Our study also has several key strengths. First, we performed the first genetically informed study of the effect of environmental walkability on BMI and variance in BMI. Although our G × walkability finding became nonsignificant when controlling for the effects of physical activity, it represents an important first step toward identifying factors that may serve to maximize the obesity-suppressing effects of physical activity. Second, we also demonstrated that the suppressive effect of physical activity on genetic variance in BMI cannot be attributed to genetic selection or the differential expression of genes based on level of physical activity, a significant contribution to the current genetically informed literature documenting this association. This finding also provides robust evidence for physical activity as a behavioral intervention with potential to counteract genetic risk of obesity. Third, although our multiple regression approach to moderating variance in BMI has been proposed or used in previous reports (e.g., McCaffery et al. 2009; Purcell 2002), here we demonstrate how this framework may be used to examine the mediating effects of one moderator by another. This in itself is a contribution to the existing quantitative behavior genetics literature on gene-by-environment interaction, because it opens up a world of research that uses a mechanistic approach to G × E analysis.

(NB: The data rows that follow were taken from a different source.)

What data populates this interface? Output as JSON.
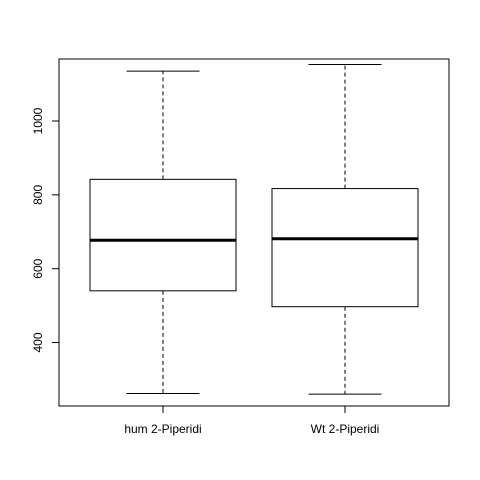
{
  "chart_data": {
    "type": "boxplot",
    "title": "",
    "xlabel": "",
    "ylabel": "",
    "ylim": [
      228,
      1168
    ],
    "y_ticks": [
      400,
      600,
      800,
      1000
    ],
    "y_tick_labels": [
      "400",
      "600",
      "800",
      "1000"
    ],
    "grid": false,
    "categories": [
      "hum 2-Piperidi",
      "Wt 2-Piperidi"
    ],
    "boxes": [
      {
        "label": "hum 2-Piperidi",
        "whisker_low": 262,
        "q1": 540,
        "median": 677,
        "q3": 842,
        "whisker_high": 1135
      },
      {
        "label": "Wt 2-Piperidi",
        "whisker_low": 260,
        "q1": 497,
        "median": 681,
        "q3": 817,
        "whisker_high": 1153
      }
    ]
  }
}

Implications and future directions

The results we present in this report have important implications for individuals who have a genetic predisposition for being overweight because their heritable risk for high BMI may be counteracted, at least to some extent, by increasing their level of physical activity, and more specifically that performed at a moderate or higher level. Living in neighborhoods that are more conducive to activity has benefit, although this appears to be because such neighborhoods promote physical activity rather than directly suppressing variance in BMI. Nevertheless, the results from our study suggest that macro-level obesity interventions warrant further investigation.

Our finding that physical activity suppresses the genetic risk for high BMI despite nonrandom selection into more active environments warrants further investigation. Specifically, examining the main and interactive effects of physical activity on BMI over time will help elucidate the process by which activity influences the body mass phenotype. Most past G × Activity research (including the present report) has used cross-sectional data to demonstrate this effect (McCaffery et al. 2009; Mustelin et al. 2009; but see Heitmann et al. 1997; Karnehed et al. 2006). Past longitudinal research on the main effects of physical activity or inactivity on BMI shows that BMI is more predictive of activity than vice versa (Ekelund et al. 2008; Metcalf et al. 2011). A genetically-informed longitudinal study could help explain some of the processes involved in this observation. Based on the evidence we provide here, we predict that lower BMI would predict subsequent higher physical activity through genetic pathways. If the suppression of genetic risk for high BMI by physical activity is a true phenomenon, we would also expect to observe decay or amplification of earlier genetic influences as a function of activity level during any given time lag.

Conclusions

Epidemiologic study of interactions between genes and the environment aids in our understanding of disease etiology. Using a twin modeling approach, we demonstrated that high levels of moderate intensity physical activity suppress genetic risk for high BMI, even when activity and BMI share an underlying genetic etiology. Walkability alone also had moderating effects on genetic variance in BMI, yet these effects were mediated by physical activity. Our results support interventions that focus on increasing physical activity, including those that improve aspects of the built environment which in turn may promote more physical activity, to reduce obesity.